Por exemplo, o nascimento de um filho muitas vezes retira essa mulher do mercado de trabalho ou a leva para uma carreira alternativa em que consiga conciliar com a maternidade. Na medida que os filhos crescem, elas aumentam a quantidade de horas trabalhadas, mas a diferença salarial entre mulheres e homens continua grande.
No artigo “Quando os filhos crescem: emprego e rendimentos das mulheres ao longo do ciclo de vida familiar”, Claudia Goldin mapeia três componentes da disparidade salarial entre homens e mulheres que têm filhos: a penalização da maternidade (mães ganham menos que mulheres que não são mães); o preço de ser mulher (homens ganham mais que mulheres); e o prêmio de paternidade (pais ganham mais que homens que não são pais).
Esses componentes explicam como a chegada de um filho penaliza a mulher no mercado de trabalho, levando-a a reduzir sua carga horária, mas dá aos homens a tranquilidade de serem pais, enquanto continuam a progredir nas suas carreiras porque as mulheres cuidam desproporcionalmente dos filhos.

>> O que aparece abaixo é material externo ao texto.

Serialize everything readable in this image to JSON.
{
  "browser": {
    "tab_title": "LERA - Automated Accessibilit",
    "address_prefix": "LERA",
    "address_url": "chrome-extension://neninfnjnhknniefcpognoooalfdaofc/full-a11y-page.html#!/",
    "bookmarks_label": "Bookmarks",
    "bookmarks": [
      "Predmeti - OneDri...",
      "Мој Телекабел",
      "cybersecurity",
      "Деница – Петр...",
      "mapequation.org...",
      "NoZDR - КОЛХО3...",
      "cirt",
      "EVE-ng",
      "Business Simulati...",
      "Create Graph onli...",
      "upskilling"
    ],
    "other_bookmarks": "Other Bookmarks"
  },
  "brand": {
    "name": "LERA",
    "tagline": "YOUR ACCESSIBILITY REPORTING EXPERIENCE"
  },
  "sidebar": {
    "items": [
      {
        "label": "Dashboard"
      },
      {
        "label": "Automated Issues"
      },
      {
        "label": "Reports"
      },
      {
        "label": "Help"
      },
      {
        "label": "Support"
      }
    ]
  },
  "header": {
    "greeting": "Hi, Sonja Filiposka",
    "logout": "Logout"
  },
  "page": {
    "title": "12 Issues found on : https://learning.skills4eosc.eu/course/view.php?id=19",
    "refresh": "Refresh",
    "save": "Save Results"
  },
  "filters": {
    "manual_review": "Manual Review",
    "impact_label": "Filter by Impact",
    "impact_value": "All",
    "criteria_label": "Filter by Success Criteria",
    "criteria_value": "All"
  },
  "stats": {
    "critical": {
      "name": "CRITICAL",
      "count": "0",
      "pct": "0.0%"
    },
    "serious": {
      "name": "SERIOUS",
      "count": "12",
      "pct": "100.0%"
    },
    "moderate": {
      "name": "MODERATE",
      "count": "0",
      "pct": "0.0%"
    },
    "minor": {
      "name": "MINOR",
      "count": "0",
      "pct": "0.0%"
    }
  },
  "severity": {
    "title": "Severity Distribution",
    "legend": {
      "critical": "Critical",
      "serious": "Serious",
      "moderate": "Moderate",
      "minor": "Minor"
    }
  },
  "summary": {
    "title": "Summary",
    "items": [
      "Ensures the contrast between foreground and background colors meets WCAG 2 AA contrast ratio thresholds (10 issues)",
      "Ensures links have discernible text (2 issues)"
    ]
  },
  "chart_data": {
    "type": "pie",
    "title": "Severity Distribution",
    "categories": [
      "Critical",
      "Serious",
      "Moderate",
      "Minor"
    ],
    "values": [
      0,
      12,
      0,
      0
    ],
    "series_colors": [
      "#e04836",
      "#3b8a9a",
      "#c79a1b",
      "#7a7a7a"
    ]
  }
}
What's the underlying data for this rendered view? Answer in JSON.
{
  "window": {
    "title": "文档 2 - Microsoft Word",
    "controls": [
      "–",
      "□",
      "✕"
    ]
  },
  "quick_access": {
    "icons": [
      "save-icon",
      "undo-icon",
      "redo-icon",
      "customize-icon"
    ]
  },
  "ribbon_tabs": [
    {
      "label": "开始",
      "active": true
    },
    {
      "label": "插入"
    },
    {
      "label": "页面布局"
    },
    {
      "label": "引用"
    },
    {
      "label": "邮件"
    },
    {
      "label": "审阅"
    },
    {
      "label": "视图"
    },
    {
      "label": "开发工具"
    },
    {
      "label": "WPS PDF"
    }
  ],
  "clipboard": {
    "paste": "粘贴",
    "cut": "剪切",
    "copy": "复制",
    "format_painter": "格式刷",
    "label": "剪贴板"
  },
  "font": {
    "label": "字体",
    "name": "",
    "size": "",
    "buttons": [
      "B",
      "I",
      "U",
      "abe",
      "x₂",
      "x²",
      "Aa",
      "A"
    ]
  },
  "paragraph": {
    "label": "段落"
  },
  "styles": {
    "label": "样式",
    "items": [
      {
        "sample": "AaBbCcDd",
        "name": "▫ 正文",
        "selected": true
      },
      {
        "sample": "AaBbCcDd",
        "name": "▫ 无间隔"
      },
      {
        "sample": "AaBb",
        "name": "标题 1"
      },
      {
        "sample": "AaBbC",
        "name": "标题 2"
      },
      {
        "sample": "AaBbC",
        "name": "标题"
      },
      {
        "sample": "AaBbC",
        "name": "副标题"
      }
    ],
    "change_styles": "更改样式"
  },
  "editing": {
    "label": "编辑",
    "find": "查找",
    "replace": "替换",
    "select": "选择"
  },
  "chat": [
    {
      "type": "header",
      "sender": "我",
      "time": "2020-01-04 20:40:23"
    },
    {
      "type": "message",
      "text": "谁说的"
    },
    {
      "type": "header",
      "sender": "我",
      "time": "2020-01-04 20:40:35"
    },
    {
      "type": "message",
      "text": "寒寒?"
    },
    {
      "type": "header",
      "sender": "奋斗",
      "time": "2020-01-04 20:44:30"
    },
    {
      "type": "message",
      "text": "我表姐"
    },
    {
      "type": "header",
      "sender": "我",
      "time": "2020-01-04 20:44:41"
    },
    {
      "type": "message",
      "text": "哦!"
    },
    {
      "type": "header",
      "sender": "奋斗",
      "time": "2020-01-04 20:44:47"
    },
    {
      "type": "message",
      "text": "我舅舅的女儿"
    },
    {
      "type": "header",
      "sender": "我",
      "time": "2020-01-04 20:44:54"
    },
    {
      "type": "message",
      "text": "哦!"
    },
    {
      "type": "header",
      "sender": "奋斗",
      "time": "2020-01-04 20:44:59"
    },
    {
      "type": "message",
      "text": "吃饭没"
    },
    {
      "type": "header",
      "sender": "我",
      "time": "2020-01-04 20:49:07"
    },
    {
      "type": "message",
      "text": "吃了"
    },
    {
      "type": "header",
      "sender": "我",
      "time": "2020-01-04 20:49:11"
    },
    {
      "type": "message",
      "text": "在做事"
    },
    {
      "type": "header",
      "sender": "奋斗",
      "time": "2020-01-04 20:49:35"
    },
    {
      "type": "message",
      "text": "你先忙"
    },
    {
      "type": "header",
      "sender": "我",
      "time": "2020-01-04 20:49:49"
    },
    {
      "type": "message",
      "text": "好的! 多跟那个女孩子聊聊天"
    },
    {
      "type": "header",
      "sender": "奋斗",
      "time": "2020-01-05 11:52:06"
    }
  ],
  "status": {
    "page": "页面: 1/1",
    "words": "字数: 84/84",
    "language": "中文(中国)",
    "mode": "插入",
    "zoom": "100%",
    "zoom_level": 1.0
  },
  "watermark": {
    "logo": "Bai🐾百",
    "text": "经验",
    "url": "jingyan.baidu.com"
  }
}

Insatisfeitas e empobrecidas
A desigualdade de gênero no trabalho também foi um dos temas da pesquisa da Think Olga – laboratório de produção de conteúdos com foco em inovação social para as mulheres. Lançado há pouco mais de uma semana, o levantamento investigou as causas do esgotamento e adoecimento feminino, a partir de 1078 entrevistas com mulheres de 18 a 65 anos, em todos os estados do Brasil.
Segundo o estudo, a situação financeira e o trabalho são as áreas da vida que as brasileiras mais querem mudança: 60% desejam mudar a situação financeira e 30% querem mudanças no trabalho. A pesquisa também mostrou que 4 em cada 10 mulheres estão insatisfeitas com seu trabalho.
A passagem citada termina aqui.